He was a soldier whose name derived from the Roman god of war, Mars. Yet for over sixteen centuries, his name has stood for mercy and compassion.
Last night across Germany, Austria, Belgium and the Netherlands, processions of children carrying lanterns commemorated this man of compassion, singing songs and expecting rewards of sweets as they wound their way through inner city streets (including two of my grandchildren here in Amsterdam). For yesterday, 11 November, was Saint Martin’s Day. Variations of St Martin festivities took place in many other countries from Malta to Latvia.
The fourth-century saint has left an unparalleled legacy across Europe. Fourteen European cathedrals are named after him and no less than thirty-seven thousand churches worldwide. Nearly quarter of a million French people have his name as their surname. He also gave his name to 225 municipalities in France. And it is forever linked with the French city of Tours where he was made bishop by the people against his own will. He is considered the father of western monasticism, founding some of the first monasteries in the west.
Martin of Tours continues to inspire and influence contemporary Europeans to reflect and act on the teachings of Jesus to clothe the naked, feed the hungry, quench the thirsty, visit the prisoners, comfort the sick and shelter the homeless.

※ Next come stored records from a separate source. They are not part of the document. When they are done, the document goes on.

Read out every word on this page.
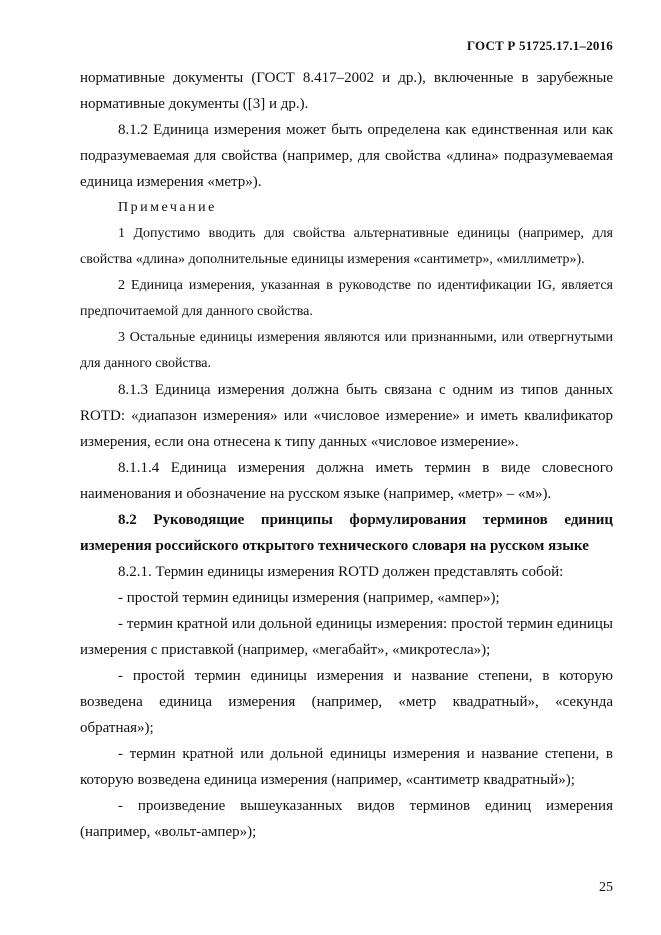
ГОСТ Р 51725.17.1–2016

нормативные документы (ГОСТ 8.417–2002 и др.), включенные в зарубежные нормативные документы ([3] и др.).

8.1.2 Единица измерения может быть определена как единственная или как подразумеваемая для свойства (например, для свойства «длина» подразумеваемая единица измерения «метр»).

Примечание

1 Допустимо вводить для свойства альтернативные единицы (например, для свойства «длина» дополнительные единицы измерения «сантиметр», «миллиметр»).

2 Единица измерения, указанная в руководстве по идентификации IG, является предпочитаемой для данного свойства.

3 Остальные единицы измерения являются или признанными, или отвергнутыми для данного свойства.

8.1.3 Единица измерения должна быть связана с одним из типов данных ROTD: «диапазон измерения» или «числовое измерение» и иметь квалификатор измерения, если она отнесена к типу данных «числовое измерение».

8.1.1.4 Единица измерения должна иметь термин в виде словесного наименования и обозначение на русском языке (например, «метр» – «м»).

8.2 Руководящие принципы формулирования терминов единиц измерения российского открытого технического словаря на русском языке

8.2.1. Термин единицы измерения ROTD должен представлять собой:

- простой термин единицы измерения (например, «ампер»);

- термин кратной или дольной единицы измерения: простой термин единицы измерения с приставкой (например, «мегабайт», «микротесла»);

- простой термин единицы измерения и название степени, в которую возведена единица измерения (например, «метр квадратный», «секунда обратная»);

- термин кратной или дольной единицы измерения и название степени, в которую возведена единица измерения (например, «сантиметр квадратный»);

- произведение вышеуказанных видов терминов единиц измерения (например, «вольт-ампер»);

25
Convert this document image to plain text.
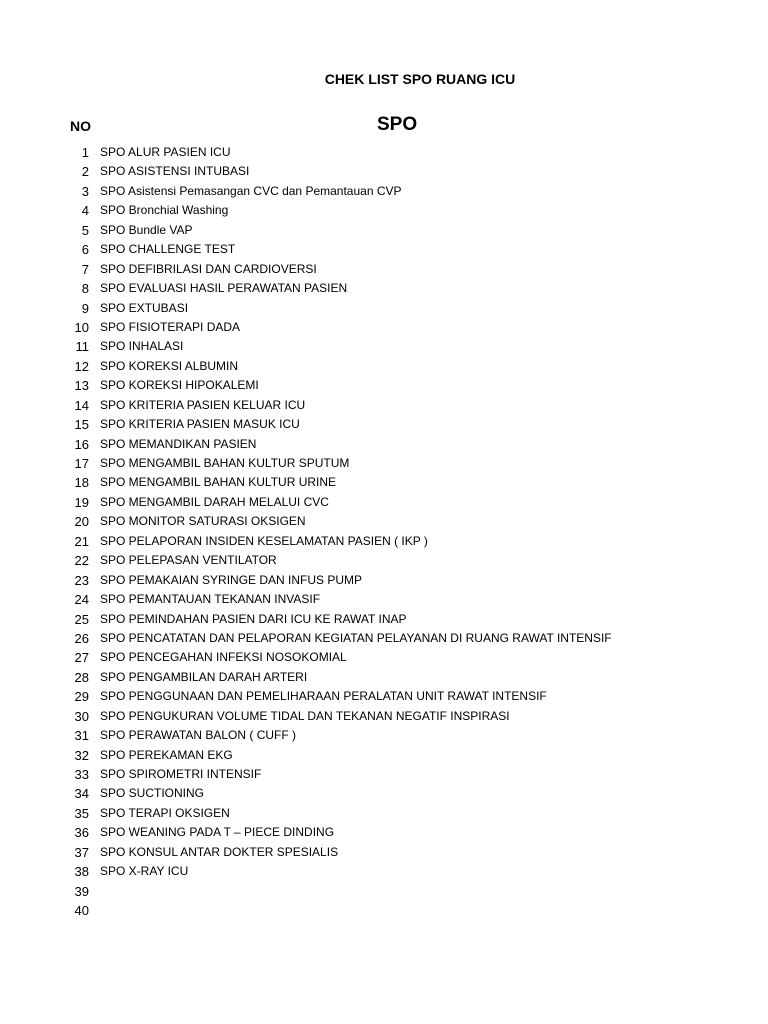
CHEK LIST SPO RUANG ICU
NO	SPO
1 SPO ALUR PASIEN ICU
2 SPO ASISTENSI INTUBASI
3 SPO Asistensi Pemasangan CVC dan Pemantauan CVP
4 SPO Bronchial Washing
5 SPO Bundle VAP
6 SPO CHALLENGE TEST
7 SPO DEFIBRILASI DAN CARDIOVERSI
8 SPO EVALUASI HASIL PERAWATAN PASIEN
9 SPO EXTUBASI
10 SPO FISIOTERAPI DADA
11 SPO INHALASI
12 SPO KOREKSI ALBUMIN
13 SPO KOREKSI HIPOKALEMI
14 SPO KRITERIA PASIEN KELUAR ICU
15 SPO KRITERIA PASIEN MASUK ICU
16 SPO MEMANDIKAN PASIEN
17 SPO MENGAMBIL BAHAN KULTUR SPUTUM
18 SPO MENGAMBIL BAHAN KULTUR URINE
19 SPO MENGAMBIL DARAH MELALUI CVC
20 SPO MONITOR SATURASI OKSIGEN
21 SPO PELAPORAN INSIDEN KESELAMATAN PASIEN ( IKP )
22 SPO PELEPASAN VENTILATOR
23 SPO PEMAKAIAN SYRINGE DAN INFUS PUMP
24 SPO PEMANTAUAN TEKANAN INVASIF
25 SPO PEMINDAHAN PASIEN DARI ICU KE RAWAT INAP
26 SPO PENCATATAN DAN PELAPORAN KEGIATAN PELAYANAN DI RUANG RAWAT INTENSIF
27 SPO PENCEGAHAN INFEKSI NOSOKOMIAL
28 SPO PENGAMBILAN DARAH ARTERI
29 SPO PENGGUNAAN DAN PEMELIHARAAN PERALATAN UNIT RAWAT INTENSIF
30 SPO PENGUKURAN VOLUME TIDAL DAN TEKANAN NEGATIF INSPIRASI
31 SPO PERAWATAN BALON ( CUFF )
32 SPO PEREKAMAN EKG
33 SPO SPIROMETRI INTENSIF
34 SPO SUCTIONING
35 SPO TERAPI OKSIGEN
36 SPO WEANING PADA T – PIECE DINDING
37 SPO KONSUL ANTAR DOKTER SPESIALIS
38 SPO X-RAY ICU
39
40
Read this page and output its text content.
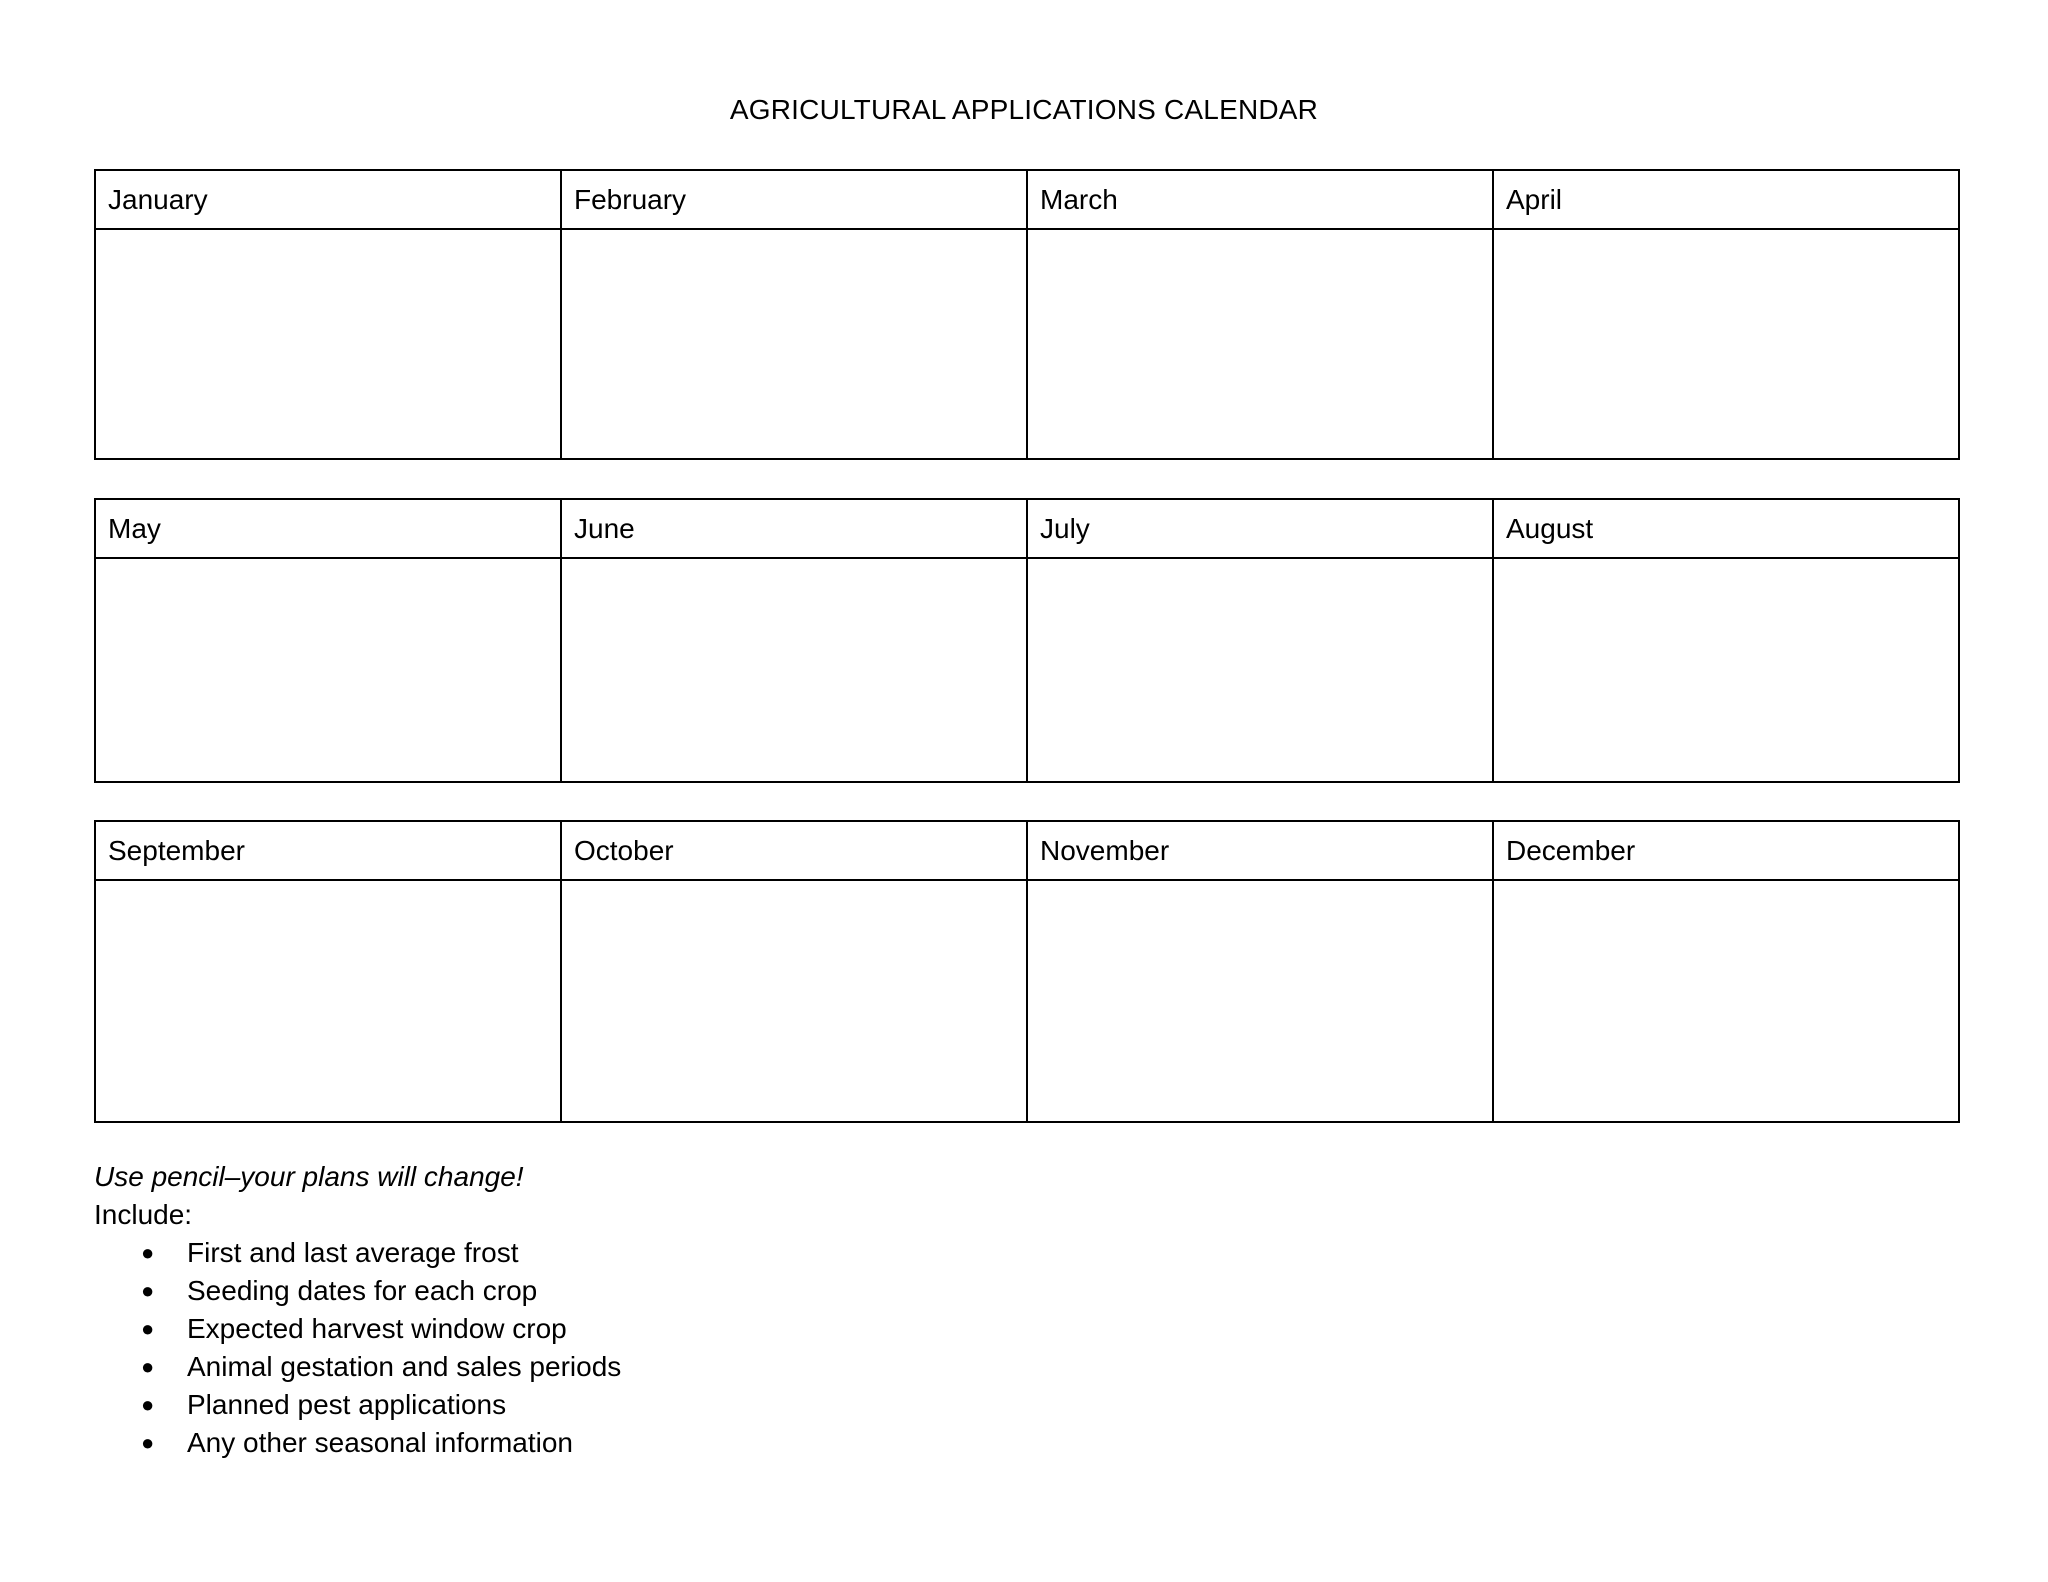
AGRICULTURAL APPLICATIONS CALENDAR
January	February	March	April

May	June	July	August

September	October	November	December

Use pencil–your plans will change!
Include:
● First and last average frost
● Seeding dates for each crop
● Expected harvest window crop
● Animal gestation and sales periods
● Planned pest applications
● Any other seasonal information
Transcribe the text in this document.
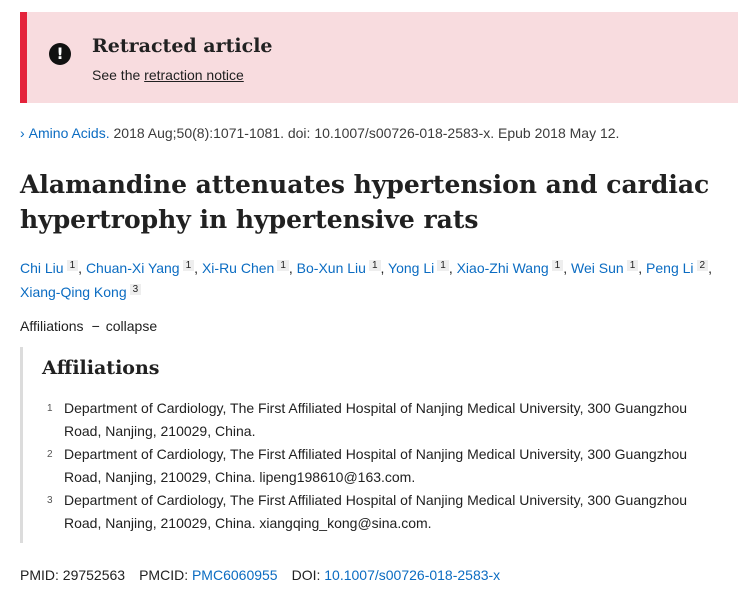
!	Retracted article
See the retraction notice
› Amino Acids. 2018 Aug;50(8):1071-1081. doi: 10.1007/s00726-018-2583-x. Epub 2018 May 12.
Alamandine attenuates hypertension and cardiac hypertrophy in hypertensive rats
Chi Liu $^1$ , Chuan-Xi Yang $^1$ , Xi-Ru Chen $^1$ , Bo-Xun Liu $^1$ , Yong Li $^1$ , Xiao-Zhi Wang $^1$ , Wei Sun $^1$ , Peng Li $^2$ , Xiang-Qing Kong $^3$
Affiliations − collapse
Affiliations
1 Department of Cardiology, The First Affiliated Hospital of Nanjing Medical University, 300 Guangzhou Road, Nanjing, 210029, China.
2 Department of Cardiology, The First Affiliated Hospital of Nanjing Medical University, 300 Guangzhou Road, Nanjing, 210029, China. lipeng198610@163.com.
3 Department of Cardiology, The First Affiliated Hospital of Nanjing Medical University, 300 Guangzhou Road, Nanjing, 210029, China. xiangqing_kong@sina.com.
PMID: 29752563 PMCID: PMC6060955 DOI: 10.1007/s00726-018-2583-x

Born in Hungary around 316, soon after Emperor Constantine’s conversion, Martin wanted to serve God at the early age of ten years, we learn from his biographer Sulpitius Severus (c. 363–c. 425). But his father, a veteran officer, had no sympathies for his son’s spiritual aspirations. Martin was forced to join the army and take the military oath.
Naked beggar
Martin was a young 18-year-old soldier when posted in Amiens in Gaul, north of Paris, when he encountered a naked beggar at the city gates. Severus writes: What should he do? He had nothing except the cloak in which he was clad, for he had already (given away) the rest of his garments. Taking therefore his sword with which he was girt, he divided his cloak into two equal parts, and gave one part to the poor man, while he again clothed himself with the remainder. Upon this, some of the bystanders laughed, because he was now an unsightly object, and stood out as but partly undressed. However many who were of sounder understanding groaned deeply because they themselves had done nothing similar. They especially felt this, because, being possessed of more than Martin, they could have clothed the poor man without reducing themselves to nakedness.
Thanks to Severus’ account, this event would become legendary. Eventually, the half cloak he kept himself was preserved as a relic as ‘St Martin’s Cape’. The little shelter built to house the cape became known as a Capel or chapel. The priest who accompanied the cape carried into battle along with soldiers, as a relic to guarantee St Martin’s blessing on the outcome, was called capellan, or chaplain.
Yet Martin could not reconcile his faith with military service. On the eve of a battle near Worms in Germany, he told his commander: ‘I am the soldier of Christ, it is not lawful for me to fight.’ Accused of cowardice, Martin volunteered to stand unarmed on the frontline the next day: ‘In the name of the Lord Jesus, protected by the sign of the cross and not by shield or helmet, I will safely penetrate the ranks of the enemy.’
As dawn broke the next day, the enemy surrendered before fighting began and the vindicated Martin was discharged from service. Martin headed to Poitiers in Gaul to become a disciple of St. Hilary. In his mid-thirties, Martin gathered some monks around him to form a monastic community from which later developed the celebrated Benedictine Abbey of Ligugé, one of Europe’s oldest.
Raising the dead
Martin saw the monastic community as a spiritual parallel to the military outpost, a springboard for mission to the unreached of central and western Gaul. Many legends survive about the saint’s exploits. Severus tells of miracles of healing through Martin’s ministry, including the raising of three different individuals from the dead. One personally told the biographer how, after leaving his body, a heavenly tribunal told him that he would go back to earthly life due to Martin’s prayerful intervention.
Even as bishop of Tours, he lived in a cell outside the city, conducting his new duties with simplicity and evangelistic fervour. Soon other hermits joined him and another monastic community emerged, still operating today: Marmoutier.
Martin died in his eighties around 397 and became one the most revered saints in France’s history. Since the 1918 Armistice ending the Great War on his feast day of November 11, he has been regarded as the unofficial patron saint of that very secular nation.